Toshiba-Chef tritt im Übernahmestreit zurück

Um den japanischen Technologiekonzern Toshiba könnte ein Bieterwettstreit entbrennen.

Der Chef des japanischen Konglomerats, Nobuaki Kurumatani, hat im Übernahmestreit das Handtuch geworfen. Kurumatani war wegen des 20 Milliarden Dollar schweren Gebots von Finanzinvestor CVC - seinem früheren Arbeitgeber - in Misskredit geraten. Hinzu kamen Vorwürfe, dass der Vorstand Investoren vor einer Aktionärsversammlung unter Druck setzte, für bestimmte Kandidaten zu stimmen. Toshiba teilte mit, sein Vorgänger Satoshi Tsunakawa werde vorübergehend an die Firmenspitze zurückkehren. Chairman Osamu Nagayama sagte zudem, die CVC-Offerte sei unerwünscht und müsse sorgfältig geprüft werden

Auch die Beteiligungsgesellschaft KKR sowie der Finanzinvestor Brookfield Asset Management erwägen ein Angebot für das Traditionsunternehmen Toshiba, wie die Nachrichtenagentur Bloomberg am Mittwoch unter Berufung auf mit der Sache vertraute Personen berichtete. Zuvor hatte die "Financial Times" über ein Interesse von KKR und Brookfield berichtet.
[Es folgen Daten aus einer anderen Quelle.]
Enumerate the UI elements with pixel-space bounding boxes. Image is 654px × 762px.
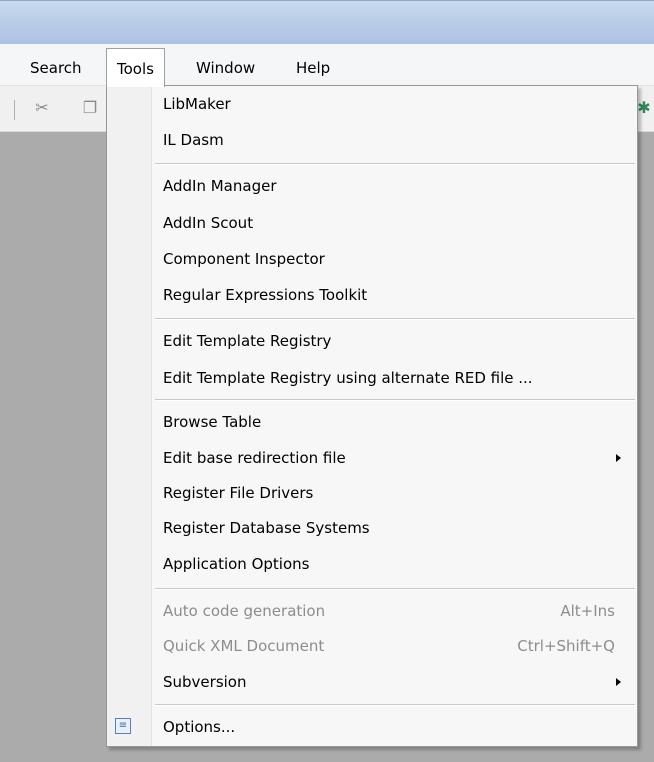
menu-item-auto-code-generation: Auto code generation Alt+Ins	[107, 594, 637, 628]
toolbar-separator	[14, 100, 15, 120]
menu-item-register-database-systems[interactable]: Register Database Systems	[107, 511, 637, 545]
menu-item-edit-template-registry[interactable]: Edit Template Registry	[107, 324, 637, 358]
menu-separator	[155, 318, 635, 320]
copy-icon[interactable]: ❐	[78, 96, 102, 120]
menu-bar: Search Tools Window Help	[0, 44, 654, 87]
menu-item-label: Subversion	[163, 673, 247, 691]
menu-item-label: Component Inspector	[163, 250, 325, 268]
menu-tools[interactable]: Tools	[106, 48, 165, 87]
menu-item-label: Auto code generation	[163, 602, 326, 620]
scissors-icon[interactable]: ✂	[30, 96, 54, 120]
menu-item-label: LibMaker	[163, 95, 231, 113]
menu-search[interactable]: Search	[22, 56, 90, 80]
menu-separator	[155, 399, 635, 401]
menu-item-subversion[interactable]: Subversion	[107, 665, 637, 699]
tools-menu-dropdown: LibMaker IL Dasm AddIn Manager AddIn Sco…	[106, 85, 638, 747]
menu-item-shortcut: Ctrl+Shift+Q	[517, 637, 615, 655]
menu-separator	[155, 163, 635, 165]
menu-item-label: Edit base redirection file	[163, 449, 346, 467]
menu-item-register-file-drivers[interactable]: Register File Drivers	[107, 476, 637, 510]
menu-separator	[155, 704, 635, 706]
menu-item-label: Register Database Systems	[163, 519, 370, 537]
title-bar	[0, 0, 654, 44]
menu-item-addin-scout[interactable]: AddIn Scout	[107, 206, 637, 240]
menu-item-label: Options...	[163, 718, 236, 736]
menu-item-regular-expressions-toolkit[interactable]: Regular Expressions Toolkit	[107, 278, 637, 312]
menu-item-label: AddIn Scout	[163, 214, 254, 232]
menu-help[interactable]: Help	[288, 56, 338, 80]
menu-item-addin-manager[interactable]: AddIn Manager	[107, 169, 637, 203]
menu-item-label: Edit Template Registry	[163, 332, 332, 350]
menu-item-application-options[interactable]: Application Options	[107, 547, 637, 581]
menu-item-il-dasm[interactable]: IL Dasm	[107, 123, 637, 157]
menu-item-browse-table[interactable]: Browse Table	[107, 405, 637, 439]
menu-item-shortcut: Alt+Ins	[560, 602, 615, 620]
menu-item-label: Quick XML Document	[163, 637, 325, 655]
menu-item-quick-xml-document: Quick XML Document Ctrl+Shift+Q	[107, 629, 637, 663]
submenu-arrow-icon	[616, 454, 621, 462]
menu-item-label: AddIn Manager	[163, 177, 277, 195]
menu-item-options[interactable]: ≡ Options...	[107, 710, 637, 744]
menu-item-libmaker[interactable]: LibMaker	[107, 87, 637, 121]
menu-item-label: IL Dasm	[163, 131, 224, 149]
menu-item-component-inspector[interactable]: Component Inspector	[107, 242, 637, 276]
menu-item-edit-template-registry-alternate[interactable]: Edit Template Registry using alternate R…	[107, 361, 637, 395]
menu-item-label: Regular Expressions Toolkit	[163, 286, 368, 304]
menu-item-label: Edit Template Registry using alternate R…	[163, 369, 533, 387]
submenu-arrow-icon	[616, 678, 621, 686]
menu-separator	[155, 588, 635, 590]
menu-item-label: Browse Table	[163, 413, 262, 431]
menu-item-label: Application Options	[163, 555, 310, 573]
options-icon: ≡	[115, 718, 131, 734]
menu-window[interactable]: Window	[188, 56, 263, 80]
menu-item-label: Register File Drivers	[163, 484, 314, 502]
menu-item-edit-base-redirection-file[interactable]: Edit base redirection file	[107, 441, 637, 475]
Dem Bloomberg-Bericht zufolge könnte eine KKR-Offerte Toshiba dabei höher bewerten als das 21 Milliarden US-Dollar (17,6 Milliarden Euro) schwere Angebot des Finanzinvestors CVC Capital von Anfang April. Die Toshiba-Aktien legten zuletzt um knapp sechs Prozent zu. Seit der CVC-Offerte summieren sich die Gewinne auf gut ein Viertel.

Die Übernahme durch einen nicht-japanischen Bieter müsste unter Verweis auf die nationale Sicherheit von der Regierung in Tokio genehmigt werden. Da Toshiba in strategischen Bereichen wie Rüstung und Atomkraft stark ist, würde eine solche Transaktion sehr sorgfältig unter die Lupe genommen.

Die 1875 gegründete Unternehmensgruppe gehört zu den bekanntesten Namen der japanischen Wirtschaft. Der desaströse Ausflug in das US-Atomgeschäft und ein Bilanzskandal hatten Toshiba jedoch Mitte des vergangenen Jahrzehnts an den Rand des Abgrunds gebracht.

Nach dem Skandal - laut einer Untersuchungskommission hatte der Konzern den Nettogewinn sieben Jahre lang durch Bilanztricksereien aufgebläht - und der Insolvenz von Westinghouse Electric in den USA schrieb das einstige Vorzeigeunternehmen hohe Verluste. Es folgte eine harte Sanierung. Toshiba verkaufte die Mehrheit an der lukrativen Speicherchip-Sparte. PC und Fernseher stellt die Firma auch nicht mehr her. 2018 meldete der Konzern erstmals nach vier Jahren wieder Gewinne.

Toshiba rettete sich damals unter anderem durch einen milliardenschweren Aktienverkauf - doch dabei kamen auch zahlreiche Finanzinvestoren als Anteilseigner an Bord, mit denen das Management fortan immer wieder im Clinch lag.